# rower or exercise bike?



## hj11jason (Jun 20, 2011)

I have to choose between a rower or a exercise bike but before taking the decision I want to know from  which I would get more results in term of losing fat . which would be your choice?


----------



## legalracing (Jun 21, 2011)

hj11jason said:


> I have to choose between a rower or a exercise bike but before taking the decision I want to know from  which I would get more results in term of losing fat . which would be your choice?

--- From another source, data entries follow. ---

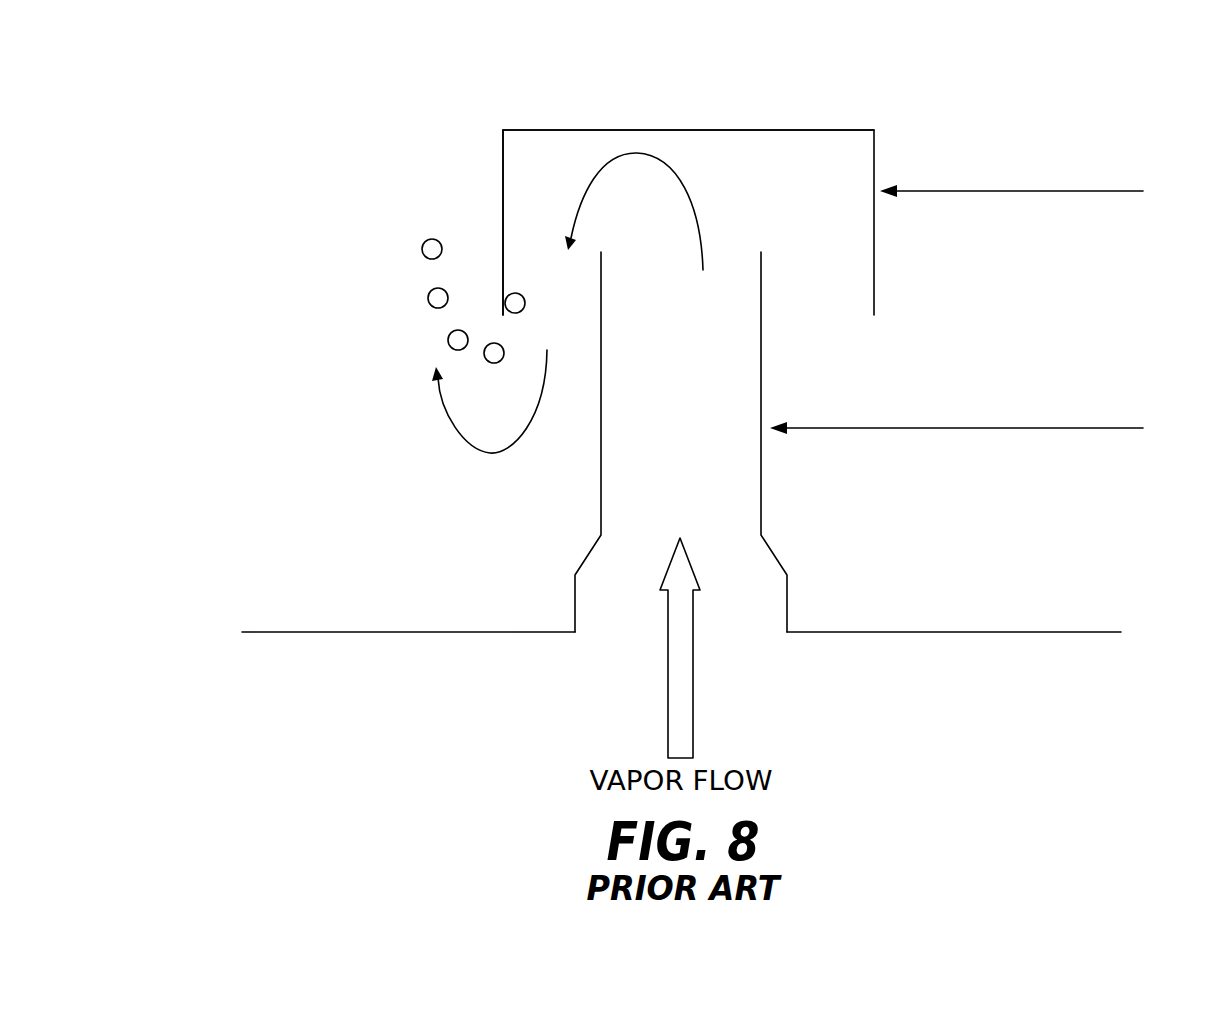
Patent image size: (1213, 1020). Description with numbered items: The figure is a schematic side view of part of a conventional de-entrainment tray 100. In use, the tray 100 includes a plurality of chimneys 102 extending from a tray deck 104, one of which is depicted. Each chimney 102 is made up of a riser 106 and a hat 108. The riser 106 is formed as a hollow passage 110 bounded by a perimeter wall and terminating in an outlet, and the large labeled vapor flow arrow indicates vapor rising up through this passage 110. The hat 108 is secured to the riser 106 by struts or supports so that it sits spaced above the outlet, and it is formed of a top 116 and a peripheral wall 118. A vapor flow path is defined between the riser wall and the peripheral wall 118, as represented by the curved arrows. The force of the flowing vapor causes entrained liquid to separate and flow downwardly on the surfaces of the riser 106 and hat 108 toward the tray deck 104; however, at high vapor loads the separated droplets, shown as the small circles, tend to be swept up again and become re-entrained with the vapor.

The de-entrainment tray 100 is at (325, 166).
The chimney 102 is at (885, 113).
The tray deck 104 is at (1064, 622).
The riser 106 is at (1055, 428).
The hat 108 is at (1054, 191).
The hollow passage 110 is at (705, 453).
The top 116 is at (724, 129).
The peripheral wall 118 is at (503, 160).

I can do 40 mins an a bike at high resistance ...but a rower I swear that kills me in a few minutes. honestly, a rower may be too intense for you but  is  your choice. even I'm curious what other guys will say


----------



## morris (Jun 22, 2011)

I'd do for the rowing machine as it works both upper and lower body.
 I find that rowing machines are hard to beat in terms of time spent losing weight


----------



## Big Danny (Jun 23, 2011)

Best will be alternating them. This way you won't get bored and give a chance to some muscles to rest.


----------



## MPMC (Jun 24, 2011)

Neither, go with the eliptical.


----------



## hj11jason (Jun 24, 2011)

Big Danny said:


> Best will be alternating them. This way you won't get bored and give a chance to some muscles to rest.

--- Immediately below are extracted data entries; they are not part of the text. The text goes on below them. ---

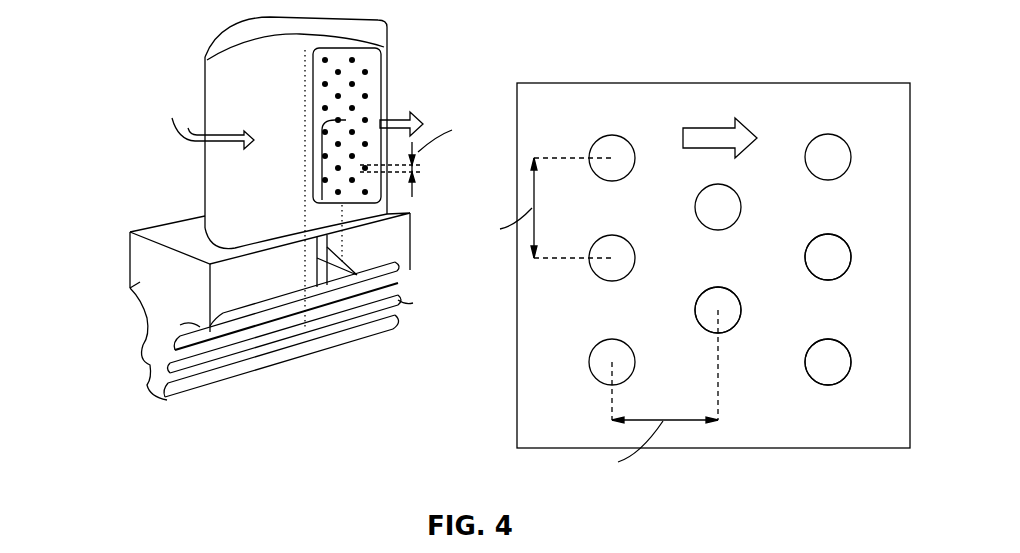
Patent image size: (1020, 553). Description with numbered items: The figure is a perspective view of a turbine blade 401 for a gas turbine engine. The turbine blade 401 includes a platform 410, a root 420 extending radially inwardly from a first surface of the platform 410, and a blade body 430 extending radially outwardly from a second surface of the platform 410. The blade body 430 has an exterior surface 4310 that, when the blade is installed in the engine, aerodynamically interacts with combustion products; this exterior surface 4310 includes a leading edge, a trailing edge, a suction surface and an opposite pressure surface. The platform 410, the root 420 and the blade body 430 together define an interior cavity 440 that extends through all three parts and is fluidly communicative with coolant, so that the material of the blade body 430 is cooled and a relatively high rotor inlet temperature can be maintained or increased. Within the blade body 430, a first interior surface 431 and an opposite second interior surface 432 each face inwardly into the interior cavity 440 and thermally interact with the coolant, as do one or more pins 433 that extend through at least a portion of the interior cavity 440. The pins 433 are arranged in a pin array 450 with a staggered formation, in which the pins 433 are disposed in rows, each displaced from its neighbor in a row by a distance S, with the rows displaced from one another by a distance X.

The blade body 430 is at (205, 57).
The exterior surface 4310 is at (287, 98).
The turbine blade 401 is at (267, 306).
The platform 410 is at (130, 289).
The root 420 is at (148, 364).
The interior cavity 440 is at (308, 318).
The first interior surface 431 is at (713, 242).
The second interior surface 432 is at (648, 95).
The pin array 450 is at (697, 271).
The pins 433 is at (811, 276).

I thought about that  but I want to buy and I have to choose one of them . anyway thanks


----------



## getbigger11 (Jun 27, 2011)

rower and spend good money if you buy a bike buy a real one the auto bike sucks in my opinion cause its really just legs unless you spin


----------



## Harbour (Jul 11, 2011)

Hi hj11jason,
Both have their own importance but if I have to choose between rower and exercise bike I will select rower.
Great exercise to lose fat and effective in increasing your stamina.


----------